Enthalpy chnages

In theory, it wouldn't.

In practice I'd guess you'd get a more exothermic value as the water would heat up less (assuming the same heat transfer, i.e. heating time) and therefore there'd be less heat loss.

Then again, if you chose to heat up both water volumes by the same temperature change would lead to a less exothermic value with the larger volume of water because it would take longer to heat up and there would be more time for heat to he lost.

w00t

There are couple of ways to determine the ΔH of a reaction. Q = MCΔT would be the suitable method to determine the ΔH for this example. Remember that Q is the measure of energy transferred in Joules. And this can be converted to ΔH by converting Q (J) into kJ/mol by taking into account the number of mol of hexane that was responsible for the energy transferred.

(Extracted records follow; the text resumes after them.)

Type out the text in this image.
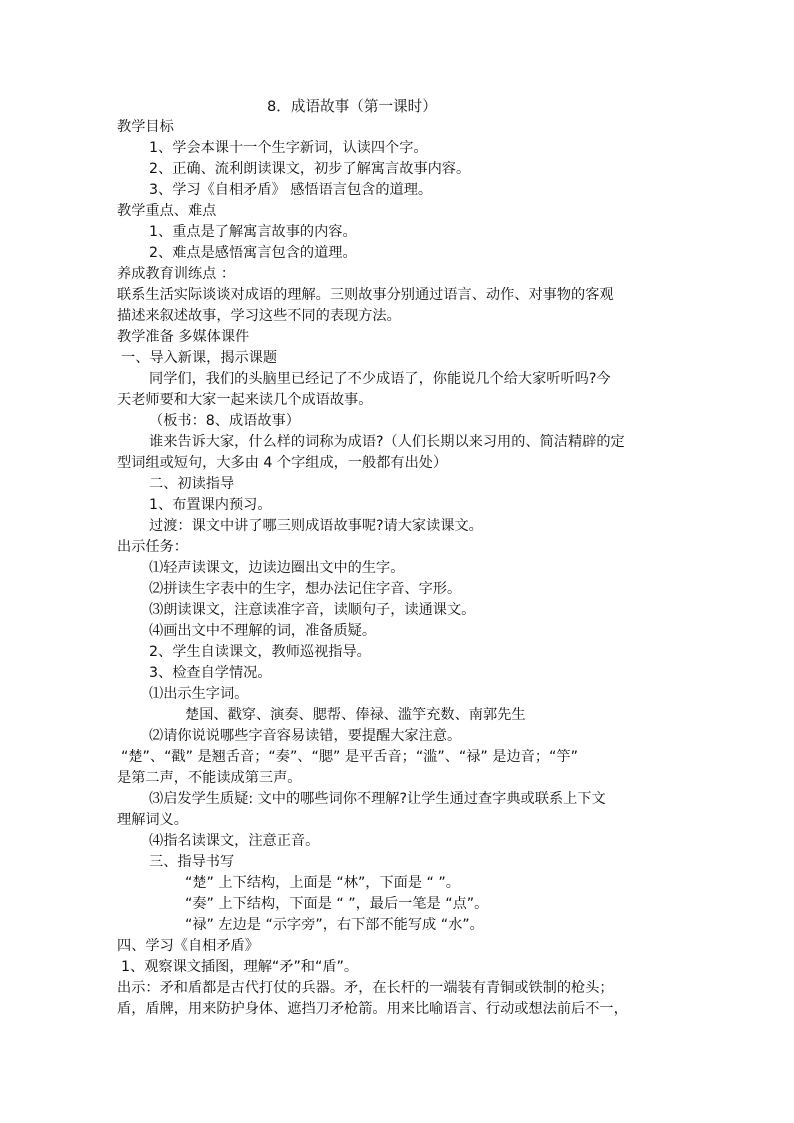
8．成语故事（第一课时）
教学目标
1、学会本课十一个生字新词，认读四个字。
2、正确、流利朗读课文，初步了解寓言故事内容。
3、学习《自相矛盾》 感悟语言包含的道理。
教学重点、难点
1、重点是了解寓言故事的内容。
2、难点是感悟寓言包含的道理。
养成教育训练点 ：
联系生活实际谈谈对成语的理解。三则故事分别通过语言、动作、对事物的客观
描述来叙述故事，学习这些不同的表现方法。
教学准备 多媒体课件
一、导入新课，揭示课题
同学们，我们的头脑里已经记了不少成语了，你能说几个给大家听听吗?今
天老师要和大家一起来读几个成语故事。
（板书：8、成语故事）
谁来告诉大家，什么样的词称为成语?（人们长期以来习用的、简洁精辟的定
型词组或短句，大多由 4 个字组成，一般都有出处）
二、初读指导
1、布置课内预习。
过渡：课文中讲了哪三则成语故事呢?请大家读课文。
出示任务：
⑴轻声读课文，边读边圈出文中的生字。
⑵拼读生字表中的生字，想办法记住字音、字形。
⑶朗读课文，注意读准字音，读顺句子，读通课文。
⑷画出文中不理解的词，准备质疑。
2、学生自读课文，教师巡视指导。
3、检查自学情况。
⑴出示生字词。
楚国、戳穿、演奏、腮帮、俸禄、滥竽充数、南郭先生
⑵请你说说哪些字音容易读错，要提醒大家注意。
“楚”、“戳” 是翘舌音；“奏”、“腮” 是平舌音；“滥”、“禄” 是边音；“竽”
是第二声，不能读成第三声。
⑶启发学生质疑: 文中的哪些词你不理解?让学生通过查字典或联系上下文
理解词义。
⑷指名读课文，注意正音。
三、指导书写
“楚” 上下结构，上面是 “林”，下面是 “ ”。
“奏” 上下结构，下面是 “ ”，最后一笔是 “点”。
“禄” 左边是 “示字旁”，右下部不能写成 “水”。
四、学习《自相矛盾》
1、观察课文插图，理解“矛”和“盾”。
出示：矛和盾都是古代打仗的兵器。矛，在长杆的一端装有青铜或铁制的枪头；
盾，盾牌，用来防护身体、遮挡刀矛枪箭。用来比喻语言、行动或想法前后不一，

As Q takes into account M, the mass of water, an increase in the volume or mass of water will result in an increase in Q and thus resulting in a bigger ΔH value. In this example, a greater exothermic value will result.

but why? i don't understand if you use Q = MCΔT then the only thing that increases is the mass of water so surely the

nvm i understand now

It's good that now you understand.

Just to clear your doubts, the increase in the mass of water would result in an increase in Q so ultimately the ΔH value.

Good luck with your studies.

Just to clear your doubts, the increase in the mass of water would result in an increase in Q so ultimately the ΔH value.